Fire & Haze

Indonesian Carbon Emissions Set to Cross 2006 Crisis Level

Russian crew members walk on the tarmac in front of a Beriev Be-200 amphibious firefighting jet at the haze-blanketed Sultan Mahmud Baddarudin II Airport in Palembang, South Sumatra, Indonesia, Wednesday. (AP/Bagus Kurniawan)

Russian crew members walk on the tarmac in front of a Beriev Be-200 amphibious firefighting jet at the haze-blanketed Sultan Mahmud Baddarudin II Airport in Palembang, South Sumatra, Indonesia, Wednesday. (AP/Bagus Kurniawan)

Emissions from forest and land fires in Indonesia have rocketed in the past two weeks and will today surpass the total emissions for the 2006 fire crisis, the country’s second-worst on record, according to an analysis of Nasa satellite data.

Fires have raged across large parts of Indonesia, particularly Sumatra and Kalimantan, for the past two months. Over the past two weeks, total emissions have soared from nearly one billion tonnes to nearly 1.4 billion tonnes.

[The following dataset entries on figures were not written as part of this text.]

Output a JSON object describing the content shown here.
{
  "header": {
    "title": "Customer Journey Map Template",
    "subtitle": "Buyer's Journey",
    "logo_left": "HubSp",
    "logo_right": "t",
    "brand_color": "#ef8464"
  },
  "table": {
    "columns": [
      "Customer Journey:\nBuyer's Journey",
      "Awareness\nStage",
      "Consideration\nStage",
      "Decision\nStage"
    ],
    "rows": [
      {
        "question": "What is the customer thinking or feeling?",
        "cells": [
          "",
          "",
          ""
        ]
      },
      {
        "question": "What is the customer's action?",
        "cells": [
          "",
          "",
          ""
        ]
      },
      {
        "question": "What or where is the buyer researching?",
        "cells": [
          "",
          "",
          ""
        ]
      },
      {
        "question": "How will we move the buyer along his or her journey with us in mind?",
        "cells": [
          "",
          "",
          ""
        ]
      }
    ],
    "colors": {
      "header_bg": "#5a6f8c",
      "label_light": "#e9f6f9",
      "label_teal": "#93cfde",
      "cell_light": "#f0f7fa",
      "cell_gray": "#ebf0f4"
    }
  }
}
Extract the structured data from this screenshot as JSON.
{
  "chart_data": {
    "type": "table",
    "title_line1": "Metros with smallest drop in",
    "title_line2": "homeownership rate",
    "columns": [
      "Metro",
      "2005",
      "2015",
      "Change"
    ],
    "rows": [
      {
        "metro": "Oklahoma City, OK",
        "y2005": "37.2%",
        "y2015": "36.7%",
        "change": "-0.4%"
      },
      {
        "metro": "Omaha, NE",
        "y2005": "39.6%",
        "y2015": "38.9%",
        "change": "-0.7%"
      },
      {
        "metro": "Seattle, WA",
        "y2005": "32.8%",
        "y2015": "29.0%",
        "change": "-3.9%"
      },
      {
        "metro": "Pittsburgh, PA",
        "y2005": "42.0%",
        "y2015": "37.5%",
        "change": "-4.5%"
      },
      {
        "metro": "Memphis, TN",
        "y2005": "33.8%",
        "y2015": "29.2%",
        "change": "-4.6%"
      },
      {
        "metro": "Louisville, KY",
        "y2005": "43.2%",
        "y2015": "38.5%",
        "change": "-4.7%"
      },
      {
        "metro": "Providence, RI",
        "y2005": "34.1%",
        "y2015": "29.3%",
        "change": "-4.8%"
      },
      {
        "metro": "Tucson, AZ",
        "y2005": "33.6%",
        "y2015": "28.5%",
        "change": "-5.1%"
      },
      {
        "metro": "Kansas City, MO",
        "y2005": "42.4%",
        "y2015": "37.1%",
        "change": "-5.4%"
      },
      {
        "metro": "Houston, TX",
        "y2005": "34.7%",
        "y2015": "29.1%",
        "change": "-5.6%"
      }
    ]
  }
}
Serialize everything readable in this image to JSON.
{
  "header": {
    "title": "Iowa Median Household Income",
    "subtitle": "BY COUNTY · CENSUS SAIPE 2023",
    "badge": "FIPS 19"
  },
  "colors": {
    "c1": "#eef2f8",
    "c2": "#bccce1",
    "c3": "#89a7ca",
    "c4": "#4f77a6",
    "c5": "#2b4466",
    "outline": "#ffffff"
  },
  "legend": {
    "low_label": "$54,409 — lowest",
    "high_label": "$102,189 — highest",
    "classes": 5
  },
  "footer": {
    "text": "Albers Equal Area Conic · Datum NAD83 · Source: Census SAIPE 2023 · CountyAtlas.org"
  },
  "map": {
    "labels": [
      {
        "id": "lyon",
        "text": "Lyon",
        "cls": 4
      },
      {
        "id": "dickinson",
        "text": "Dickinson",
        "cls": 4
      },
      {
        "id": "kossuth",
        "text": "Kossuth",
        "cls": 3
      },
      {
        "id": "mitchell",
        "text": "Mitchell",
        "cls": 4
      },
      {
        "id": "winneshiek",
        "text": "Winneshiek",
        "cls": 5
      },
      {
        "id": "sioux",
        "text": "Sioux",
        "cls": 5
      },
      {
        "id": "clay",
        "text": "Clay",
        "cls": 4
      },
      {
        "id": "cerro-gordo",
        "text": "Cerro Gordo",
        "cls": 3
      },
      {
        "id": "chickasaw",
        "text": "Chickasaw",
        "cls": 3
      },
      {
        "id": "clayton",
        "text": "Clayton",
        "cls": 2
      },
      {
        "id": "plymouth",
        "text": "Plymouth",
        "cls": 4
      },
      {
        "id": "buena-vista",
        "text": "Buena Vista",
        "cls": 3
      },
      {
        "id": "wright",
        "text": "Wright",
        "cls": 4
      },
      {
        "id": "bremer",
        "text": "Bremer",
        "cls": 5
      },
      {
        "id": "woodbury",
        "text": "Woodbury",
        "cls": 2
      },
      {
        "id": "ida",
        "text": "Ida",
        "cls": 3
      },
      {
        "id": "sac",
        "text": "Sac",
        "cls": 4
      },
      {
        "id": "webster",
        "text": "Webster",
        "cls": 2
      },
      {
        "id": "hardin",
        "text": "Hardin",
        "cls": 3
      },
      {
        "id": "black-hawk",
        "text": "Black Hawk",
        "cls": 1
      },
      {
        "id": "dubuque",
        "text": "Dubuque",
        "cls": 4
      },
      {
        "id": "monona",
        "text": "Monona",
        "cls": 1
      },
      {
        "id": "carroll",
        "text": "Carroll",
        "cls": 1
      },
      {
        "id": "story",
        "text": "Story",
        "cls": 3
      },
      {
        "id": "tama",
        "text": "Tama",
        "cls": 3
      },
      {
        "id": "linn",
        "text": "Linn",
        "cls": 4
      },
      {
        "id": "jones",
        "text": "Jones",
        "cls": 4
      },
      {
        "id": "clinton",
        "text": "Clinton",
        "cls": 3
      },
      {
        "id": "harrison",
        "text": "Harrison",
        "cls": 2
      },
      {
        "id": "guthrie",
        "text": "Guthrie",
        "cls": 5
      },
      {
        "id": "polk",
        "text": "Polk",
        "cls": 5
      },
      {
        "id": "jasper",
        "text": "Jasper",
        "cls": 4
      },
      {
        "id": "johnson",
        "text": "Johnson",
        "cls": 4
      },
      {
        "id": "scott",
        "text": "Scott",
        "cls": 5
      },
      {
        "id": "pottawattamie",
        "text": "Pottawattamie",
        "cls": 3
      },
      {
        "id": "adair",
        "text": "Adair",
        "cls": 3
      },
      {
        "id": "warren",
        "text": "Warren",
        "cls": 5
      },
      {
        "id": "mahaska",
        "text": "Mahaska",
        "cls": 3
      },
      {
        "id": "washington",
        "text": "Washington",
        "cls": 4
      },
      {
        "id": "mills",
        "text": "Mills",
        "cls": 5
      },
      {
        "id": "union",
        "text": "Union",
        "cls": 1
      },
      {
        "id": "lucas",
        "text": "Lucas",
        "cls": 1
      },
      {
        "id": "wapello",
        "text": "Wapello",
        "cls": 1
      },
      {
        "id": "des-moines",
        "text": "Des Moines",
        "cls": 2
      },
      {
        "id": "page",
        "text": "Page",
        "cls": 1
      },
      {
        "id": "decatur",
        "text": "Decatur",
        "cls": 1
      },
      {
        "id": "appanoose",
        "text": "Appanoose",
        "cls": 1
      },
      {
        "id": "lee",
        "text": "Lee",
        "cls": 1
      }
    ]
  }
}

The Washington-based World Resources Institute (WRI), using findings from the Global Fire Emissions Database (GFED), said in a recent report that since early last month, carbon emissions from the fires had exceeded average United States daily output on 26 out of 44 days. The US is the world’s No. 2 carbon polluter after China.

Much of the burning is in peatlands rich in carbon but which are being drained and cleared for agriculture, particularly oil palm and pulpwood plantations.

Very few fire episodes globally, except Indonesia’s 1997 fire crisis and massive fires in the Amazon early last decade, compared to what is occurring now, said Dr Guido van der Werf of the Faculty of Earth and Life Sciences at Vrije Universiteit in Amsterdam.

“This is a different magnitude,” he said. Dr van der Werf analyses daily hot spot data from National Aeronautics and Space Administration satellites and is a specialist in estimating greenhouse gas emissions from fires. He has been running daily analyses on the blazes in Indonesia for the GFED.

Along with emissions, the number of fires has soared as well, with Dr van der Werf’s team recording more than 108,000 since the start of this year. His analysis for yesterday showed total emissions to be just a fraction under the 2006 total and expected the number to easily exceed 2006 levels by today.

With no rains expected until year end, Indonesia is rapidly closing in on the emissions record set in 1997, when haze produced by its worst forest fires blanketed large parts of South-east Asia.

Experts warn that the current outbreak is on track to become the worst ever, exacerbated by bone- dry conditions caused by the El Nino weather phenomenon. That could hurt Indonesia’s climate emissions reduction pledge for a major United Nations climate conference in Paris in December. Carbon dioxide is the main greenhouse gas blamed for driving climate change.

“The burning of tropical peatlands is so significant for greenhouse gas emissions because these areas store some of the highest quantities of carbon on earth, accumulated over thousands of years,” WRI said.

Dr Herry Purnomo, a scientist at the Indonesia-based Centre for International Forestry Research (Cifor), told Agence France-Presse this week that climatology data indicated the rainy season may be delayed and that the fires could last until year end. Yesterday, a Meteorology, Climatology and Geophysics Agency official also predicted the rainy season, which normally starts in November, would be delayed until December, Tempo.co reported.

The fires could also be producing more emissions than estimated.

“My guess is what we are going to see out here is much higher emissions than from your average fires,” Dr Louis Verchot, Cifor’s director of forests and environment, told The Straits Times last week.

Global NGO Wetlands International, in a position paper yesterday, urged Indonesia to adopt better peatland management practices. It also said Indonesia needed to develop a national peatland conservation and restoration strategy.

It recommended that Indonesia restore and conserve unused peatland, stop further drainage, block existing drainage canals and phase out drainage-based plantations, among other measures.